We must explore India’s forgotten recipes, switch to good food culture: experts

Food is not just about taste, it is also about nutrition, safety and biodiversity. Speaking at the ‘Tasting India Symposium’—a brainchild of Sanjoo Malhotra and Sourish Bhattacharyya—at the India International Centre on February 28, Sunita Narain, director, Centre for Science and Environment (CSE), raised concern over growing obesity and the inclination to choose convenience food over healthy food.

While releasing ‘FIRST FOOD: Culture of Taste’— a CSE publication that has a collection of close to 50 recipes that use local produce— Sunita referred to some of the findings that emerged during the research for the book. Explaining the need to connect the food we eat to the ecosystem where it grows and people who depend on it for livelihood, she cited the example of Makhana (fox nuts), which is grown in wetlands, tanks, ponds and lakes.

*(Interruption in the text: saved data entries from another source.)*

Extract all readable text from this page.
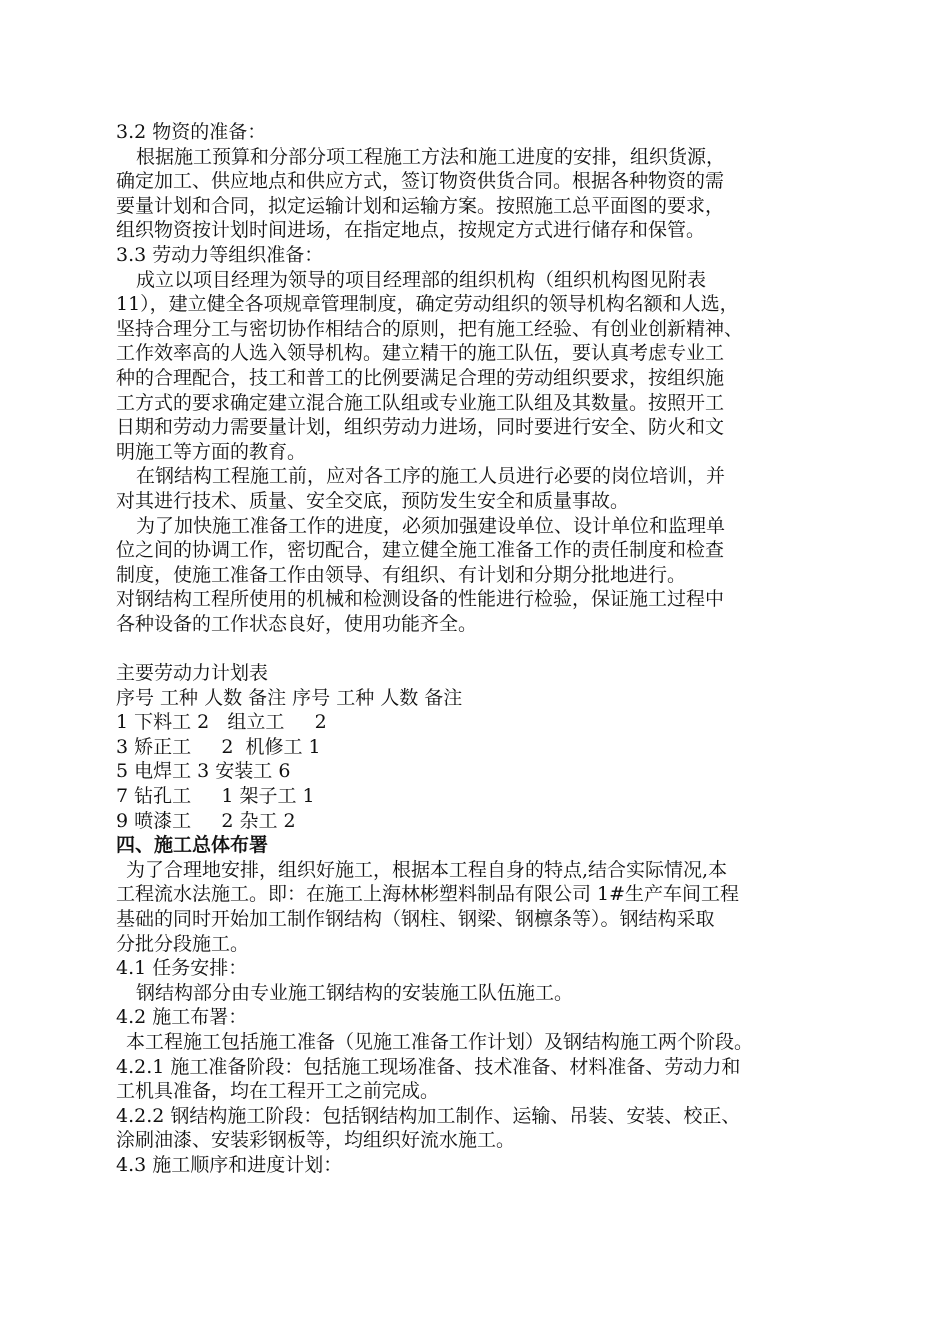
3.2 物资的准备：
根据施工预算和分部分项工程施工方法和施工进度的安排，组织货源，
确定加工、供应地点和供应方式，签订物资供货合同。根据各种物资的需
要量计划和合同，拟定运输计划和运输方案。按照施工总平面图的要求，
组织物资按计划时间进场，在指定地点，按规定方式进行储存和保管。
3.3 劳动力等组织准备：
成立以项目经理为领导的项目经理部的组织机构（组织机构图见附表
11），建立健全各项规章管理制度，确定劳动组织的领导机构名额和人选，
坚持合理分工与密切协作相结合的原则，把有施工经验、有创业创新精神、
工作效率高的人选入领导机构。建立精干的施工队伍，要认真考虑专业工
种的合理配合，技工和普工的比例要满足合理的劳动组织要求，按组织施
工方式的要求确定建立混合施工队组或专业施工队组及其数量。按照开工
日期和劳动力需要量计划，组织劳动力进场，同时要进行安全、防火和文
明施工等方面的教育。
在钢结构工程施工前，应对各工序的施工人员进行必要的岗位培训，并
对其进行技术、质量、安全交底，预防发生安全和质量事故。
为了加快施工准备工作的进度，必须加强建设单位、设计单位和监理单
位之间的协调工作，密切配合，建立健全施工准备工作的责任制度和检查
制度，使施工准备工作由领导、有组织、有计划和分期分批地进行。
对钢结构工程所使用的机械和检测设备的性能进行检验，保证施工过程中
各种设备的工作状态良好，使用功能齐全。
主要劳动力计划表
序号 工种 人数 备注 序号 工种 人数 备注
1 下料工 2   组立工     2
3 矫正工     2  机修工 1
5 电焊工 3 安装工 6
7 钻孔工     1 架子工 1
9 喷漆工     2 杂工 2
四、施工总体布署
为了合理地安排，组织好施工，根据本工程自身的特点,结合实际情况,本
工程流水法施工。即：在施工上海林彬塑料制品有限公司 1#生产车间工程
基础的同时开始加工制作钢结构（钢柱、钢梁、钢檩条等）。钢结构采取
分批分段施工。
4.1 任务安排：
钢结构部分由专业施工钢结构的安装施工队伍施工。
4.2 施工布署：
本工程施工包括施工准备（见施工准备工作计划）及钢结构施工两个阶段。
4.2.1 施工准备阶段：包括施工现场准备、技术准备、材料准备、劳动力和
工机具准备，均在工程开工之前完成。
4.2.2 钢结构施工阶段：包括钢结构加工制作、运输、吊装、安装、校正、
涂刷油漆、安装彩钢板等，均组织好流水施工。
4.3 施工顺序和进度计划：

“If we are not serious about saving our wetlands, which are the kidneys of our cities, we will soon lose something as delicious and nutritious as makhana. As we have an abundant evidence of how climate change-related events are affecting water bodies, it becomes our responsibility to keep the water bodies alive so that the people who depend on makhana don’t lose their livelihood and we continue to get the food on our plate,” she added.